Un grand merci, Dieu notre Père pour nous avoir invités aujourd’hui encore à nous rassembler pour célébrer la mort et la résurrection de ton Fils, notre Seigneur Jésus. Nous te remercions pour nous avoir réveillés par ta Parole, Jésus, que nous rencontrons à l’écoute des témoins d’antan, Moïse, Matthieu et tant d’autres anonymes. Qu'elles sont vives encore ces vieilles paroles, qu’ils sont frétillants et vigoureux ces vieux textes de deux et trois mille ans qui nous parlent des émigrés exploités, des veuves et orphelins écrasés, des pauvres gens présurés par l’avidité ! Qu’ils sont vrais et précieux tous ceux qui rêvent d’amour, engloutis souvent dans les cauchemars bien réels de la misère. Qu’ils sont justes et légitimes tous ceux qui se lèvent, crient et agissent mettant en œuvre le deuxième commandement, aimant les autres comme eux-mêmes, pratiquant de la sorte le premier t’aimant toi, notre Dieu et Père. Ils sont nombreux tel le Père Joseph, créateur d’ATD quart monde dont nous avons mieux connu la vie et l’œuvre grâce à un superbe film. Qu’ ils sont nombreux, associations, mouvements, initiatives de toute sorte qui pratiquent au quotidien le plus grand commandement. Nous te rendons grâce pour eux.
Nous te remercions pour celui qui les réunit tous, l’exemple fait chair de l’amour pour Dieu et de l’amour pour les frères, le Christ, notre Seigneur Jésus. Pour Lui et par Lui nous te louons et nous te chantons.

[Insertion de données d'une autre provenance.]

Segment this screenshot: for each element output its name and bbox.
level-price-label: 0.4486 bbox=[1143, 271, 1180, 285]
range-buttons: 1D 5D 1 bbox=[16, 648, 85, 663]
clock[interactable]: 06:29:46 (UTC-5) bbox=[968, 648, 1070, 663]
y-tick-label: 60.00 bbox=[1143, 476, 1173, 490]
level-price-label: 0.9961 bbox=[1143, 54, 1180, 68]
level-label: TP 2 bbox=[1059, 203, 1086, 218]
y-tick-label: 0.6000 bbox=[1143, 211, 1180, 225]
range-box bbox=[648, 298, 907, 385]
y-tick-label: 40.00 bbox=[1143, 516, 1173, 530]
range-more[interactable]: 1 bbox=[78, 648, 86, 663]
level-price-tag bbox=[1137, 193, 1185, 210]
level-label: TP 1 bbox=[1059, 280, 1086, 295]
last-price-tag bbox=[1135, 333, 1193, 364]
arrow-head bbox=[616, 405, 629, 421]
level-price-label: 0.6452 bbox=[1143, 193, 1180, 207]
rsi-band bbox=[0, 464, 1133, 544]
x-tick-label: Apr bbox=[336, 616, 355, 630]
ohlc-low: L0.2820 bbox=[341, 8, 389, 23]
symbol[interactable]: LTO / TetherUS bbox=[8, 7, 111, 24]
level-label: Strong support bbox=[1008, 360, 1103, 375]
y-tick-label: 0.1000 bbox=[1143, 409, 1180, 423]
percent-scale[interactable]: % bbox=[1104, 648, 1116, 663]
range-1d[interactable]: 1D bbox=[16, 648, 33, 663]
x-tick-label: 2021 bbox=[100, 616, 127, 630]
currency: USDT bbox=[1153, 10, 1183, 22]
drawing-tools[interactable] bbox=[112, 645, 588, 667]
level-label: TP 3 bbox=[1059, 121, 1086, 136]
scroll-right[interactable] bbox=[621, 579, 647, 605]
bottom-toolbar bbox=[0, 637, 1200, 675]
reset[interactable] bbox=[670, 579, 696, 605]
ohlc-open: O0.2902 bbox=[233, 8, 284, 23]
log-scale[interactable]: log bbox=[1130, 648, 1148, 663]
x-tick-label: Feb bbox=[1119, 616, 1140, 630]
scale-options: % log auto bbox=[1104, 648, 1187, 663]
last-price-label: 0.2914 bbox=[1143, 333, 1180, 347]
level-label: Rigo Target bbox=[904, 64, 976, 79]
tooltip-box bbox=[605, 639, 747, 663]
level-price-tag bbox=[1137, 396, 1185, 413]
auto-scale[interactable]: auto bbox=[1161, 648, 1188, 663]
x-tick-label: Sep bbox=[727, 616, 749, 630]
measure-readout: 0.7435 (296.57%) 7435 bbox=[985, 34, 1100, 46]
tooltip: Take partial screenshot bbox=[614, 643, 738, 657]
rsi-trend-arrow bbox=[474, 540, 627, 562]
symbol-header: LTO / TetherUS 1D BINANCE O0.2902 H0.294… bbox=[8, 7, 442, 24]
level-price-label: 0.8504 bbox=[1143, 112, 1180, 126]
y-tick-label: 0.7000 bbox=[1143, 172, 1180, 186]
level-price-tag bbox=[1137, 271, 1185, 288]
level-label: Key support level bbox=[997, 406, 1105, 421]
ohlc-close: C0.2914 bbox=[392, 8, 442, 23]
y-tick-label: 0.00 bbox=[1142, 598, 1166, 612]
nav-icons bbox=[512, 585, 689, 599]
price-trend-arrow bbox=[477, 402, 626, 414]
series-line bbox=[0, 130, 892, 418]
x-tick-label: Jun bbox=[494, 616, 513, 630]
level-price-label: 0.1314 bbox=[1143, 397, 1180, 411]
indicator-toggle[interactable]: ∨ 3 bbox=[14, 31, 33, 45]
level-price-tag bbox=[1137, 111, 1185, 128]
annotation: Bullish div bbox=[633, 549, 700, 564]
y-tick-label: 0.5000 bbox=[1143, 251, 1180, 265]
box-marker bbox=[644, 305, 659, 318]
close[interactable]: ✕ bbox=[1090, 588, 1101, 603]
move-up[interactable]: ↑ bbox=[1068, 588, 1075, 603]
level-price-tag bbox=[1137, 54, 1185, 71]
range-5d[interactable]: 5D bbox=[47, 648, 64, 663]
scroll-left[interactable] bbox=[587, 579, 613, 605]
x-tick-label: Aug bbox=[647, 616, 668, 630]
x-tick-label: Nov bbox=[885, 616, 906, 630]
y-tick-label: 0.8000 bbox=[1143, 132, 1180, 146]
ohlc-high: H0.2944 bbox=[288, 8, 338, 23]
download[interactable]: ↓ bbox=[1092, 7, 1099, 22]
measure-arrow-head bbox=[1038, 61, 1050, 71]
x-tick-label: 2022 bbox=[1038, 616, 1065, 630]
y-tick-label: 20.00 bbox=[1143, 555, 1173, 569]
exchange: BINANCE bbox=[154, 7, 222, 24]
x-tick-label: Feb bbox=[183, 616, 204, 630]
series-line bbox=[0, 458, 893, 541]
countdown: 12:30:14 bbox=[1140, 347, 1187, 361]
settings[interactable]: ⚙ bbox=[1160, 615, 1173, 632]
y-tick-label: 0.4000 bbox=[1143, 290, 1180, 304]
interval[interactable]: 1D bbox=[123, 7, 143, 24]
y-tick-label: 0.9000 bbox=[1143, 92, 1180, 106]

Il est impossible que Jésus pour qui nous venons de te remercier n’ait pas rêvé. Il est impensable que son horizon n’ait pas été large, clair, ouvert et généreux. Mais il est certain, et nous le savons, que son itinéraire, son chemin, son quotidien a été une vie de gestes, de faits et d’action en vue d’une libération de tous les opprimés, exploités et enchainés. A tel point qu’il en est mort. Pas une mort mystique, spéculative, livresque, imaginaire, idéologique. Non, une mort en chair et en os. Comme sa vie. En Lui se sont articulés l’action et le rêve, la mort et la vie. Et tu lui as donné, Dieu, notre Père, le triomphe de la Vie pour toujours. C’est par l’Esprit que tu as réalisé cette transformation radicale. C’est ton Esprit que nous te demandons pour qu’il continue son œuvre et qu’il fasse de ce pain et de ce vin, les signes de sa réelle présence parmi nous, le Corps et le Sang de notre Seigneur Jésus.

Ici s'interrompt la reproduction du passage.